2. Make it newsworthy. Work your copy around a recent newspaper article of interest to your reader. If the article is from the Wall Street Journal or the business section of the [Columbus Dispatch] and your target audience are business people, you’ve made your prospect curious, then inquisitive, then a reader, and then a buyer.
3. Make it specific. Don’t write in generalities. Relate to me...or my problem. Pinpoint your words: “Here’s how 14 inches of floor space can return $30,000 a year ... In profit.” That’s specific!
4. Identify with the needs of the reader - quickly! The subject of interest to the reader should be in the first sentence or the first paragraph. Readership surveys show a person’s attention falls off during the first 50 words. But if they read up to that point, they will read the next 500 words.
5. Emphasize benefits, not selling points. Remember the “What’s in it for me” philosophy. Focus on the benefits to your readers and how your products work to their advantage.
6. Write towards the present tense. Avoid the past perfect tense. Work your sentences as close to the present tense as possible. This makes everything seem more immediate.
7. Make the words suit the action. If you’re writing to professionals, use language they can relate to. Research and understand who your target group is going to be.
8. Use subheads to keep them reading. Too much type in close cramped quarters makes it difficult to read. Separate your paragraphs with white space, and subheads that keep the reader reading because the subheads provoke interest.
9. Use short, punchy, dramatic, attractive, effective words and punctuation.

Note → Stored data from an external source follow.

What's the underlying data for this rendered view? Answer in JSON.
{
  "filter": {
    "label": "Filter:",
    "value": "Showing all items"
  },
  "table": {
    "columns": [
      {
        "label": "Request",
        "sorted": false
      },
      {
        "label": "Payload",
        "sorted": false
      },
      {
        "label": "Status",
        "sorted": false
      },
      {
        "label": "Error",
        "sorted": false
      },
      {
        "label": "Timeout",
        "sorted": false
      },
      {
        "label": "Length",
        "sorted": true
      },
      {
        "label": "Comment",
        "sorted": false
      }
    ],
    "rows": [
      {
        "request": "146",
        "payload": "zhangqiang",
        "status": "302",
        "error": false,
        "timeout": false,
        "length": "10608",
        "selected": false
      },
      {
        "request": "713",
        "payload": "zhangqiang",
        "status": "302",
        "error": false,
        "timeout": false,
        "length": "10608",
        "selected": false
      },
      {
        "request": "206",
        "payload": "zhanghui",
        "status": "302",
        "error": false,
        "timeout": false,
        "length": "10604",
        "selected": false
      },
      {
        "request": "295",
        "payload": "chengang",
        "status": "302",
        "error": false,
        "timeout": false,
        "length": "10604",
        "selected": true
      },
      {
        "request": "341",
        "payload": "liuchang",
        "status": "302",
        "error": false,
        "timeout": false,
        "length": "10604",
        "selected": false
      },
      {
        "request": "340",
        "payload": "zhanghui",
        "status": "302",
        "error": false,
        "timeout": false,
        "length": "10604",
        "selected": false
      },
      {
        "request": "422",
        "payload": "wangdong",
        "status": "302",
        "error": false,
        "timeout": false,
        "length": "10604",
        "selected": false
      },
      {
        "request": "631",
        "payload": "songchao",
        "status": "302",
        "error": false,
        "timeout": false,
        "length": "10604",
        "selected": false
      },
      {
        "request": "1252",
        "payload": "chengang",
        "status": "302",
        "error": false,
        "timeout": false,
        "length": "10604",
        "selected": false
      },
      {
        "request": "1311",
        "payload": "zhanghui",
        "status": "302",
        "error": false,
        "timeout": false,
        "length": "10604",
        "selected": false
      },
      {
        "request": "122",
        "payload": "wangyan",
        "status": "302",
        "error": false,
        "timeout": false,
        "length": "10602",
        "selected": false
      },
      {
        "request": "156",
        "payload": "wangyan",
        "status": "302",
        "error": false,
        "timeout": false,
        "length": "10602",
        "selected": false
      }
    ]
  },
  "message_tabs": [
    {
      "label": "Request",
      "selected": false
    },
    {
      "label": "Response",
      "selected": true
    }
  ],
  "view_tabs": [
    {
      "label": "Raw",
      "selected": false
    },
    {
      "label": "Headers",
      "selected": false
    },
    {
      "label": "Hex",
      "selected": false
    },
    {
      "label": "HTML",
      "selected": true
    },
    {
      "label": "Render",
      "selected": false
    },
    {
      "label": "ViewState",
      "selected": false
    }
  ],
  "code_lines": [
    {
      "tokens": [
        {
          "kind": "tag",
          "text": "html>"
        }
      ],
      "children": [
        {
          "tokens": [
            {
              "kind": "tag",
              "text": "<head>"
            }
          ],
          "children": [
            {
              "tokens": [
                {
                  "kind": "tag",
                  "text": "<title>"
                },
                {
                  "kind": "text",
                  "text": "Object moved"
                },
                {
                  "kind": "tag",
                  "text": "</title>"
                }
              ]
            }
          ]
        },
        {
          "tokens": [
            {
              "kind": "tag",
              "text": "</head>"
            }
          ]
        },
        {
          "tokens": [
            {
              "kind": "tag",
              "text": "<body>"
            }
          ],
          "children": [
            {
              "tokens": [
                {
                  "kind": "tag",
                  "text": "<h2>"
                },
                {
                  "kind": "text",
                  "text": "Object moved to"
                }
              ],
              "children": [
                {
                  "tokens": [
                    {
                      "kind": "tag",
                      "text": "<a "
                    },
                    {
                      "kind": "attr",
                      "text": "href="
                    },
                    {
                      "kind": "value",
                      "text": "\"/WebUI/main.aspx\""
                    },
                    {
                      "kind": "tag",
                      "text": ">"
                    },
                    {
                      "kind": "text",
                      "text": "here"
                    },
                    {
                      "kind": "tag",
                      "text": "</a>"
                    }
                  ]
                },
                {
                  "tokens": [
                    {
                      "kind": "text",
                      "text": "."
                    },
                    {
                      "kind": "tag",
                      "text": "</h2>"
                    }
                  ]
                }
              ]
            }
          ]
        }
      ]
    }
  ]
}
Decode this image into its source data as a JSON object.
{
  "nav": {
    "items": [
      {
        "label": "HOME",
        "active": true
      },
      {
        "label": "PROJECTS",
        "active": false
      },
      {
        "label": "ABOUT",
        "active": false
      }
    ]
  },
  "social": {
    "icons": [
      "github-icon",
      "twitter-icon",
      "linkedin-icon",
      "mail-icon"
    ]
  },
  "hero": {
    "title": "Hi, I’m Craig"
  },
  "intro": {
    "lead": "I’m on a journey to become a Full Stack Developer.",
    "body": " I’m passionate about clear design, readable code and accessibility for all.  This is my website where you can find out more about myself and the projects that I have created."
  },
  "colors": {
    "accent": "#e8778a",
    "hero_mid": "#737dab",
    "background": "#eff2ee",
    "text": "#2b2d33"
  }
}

Understand? Make sentences easy-to-read. Keep them short. Keep paragraphs short. Like this one. Holds their interest. Keeps readers reading...
10. Write with E’s, Emotional, Enthusiastic, Entertaining and Easy-to-read. Everyone likes to hear a storyteller. Make your story interesting to keep and hold your reader’s attention. Make your readers get caught up in the moment. A good selling letter should have these same qualities.
Even if the busy executive never sees your envelope and appreciates the effort and talent you assembled to create this original interest, your finished letter in his desk will be read. Remember write with ease. Make that E’s.
Street Fighter Action Plan
- Use a question or a benefit statement in the beginning.
- Make the information newsworthy by being specific and identifying to the needs of your readers.
- Use the benefits of your products and services in the copy, and avoid selling points.
- Make the words fit whom you are targeting to get business.
- Use subheads throughout and keep sentences short and to the point.
- Write with emotion and enthusiasm.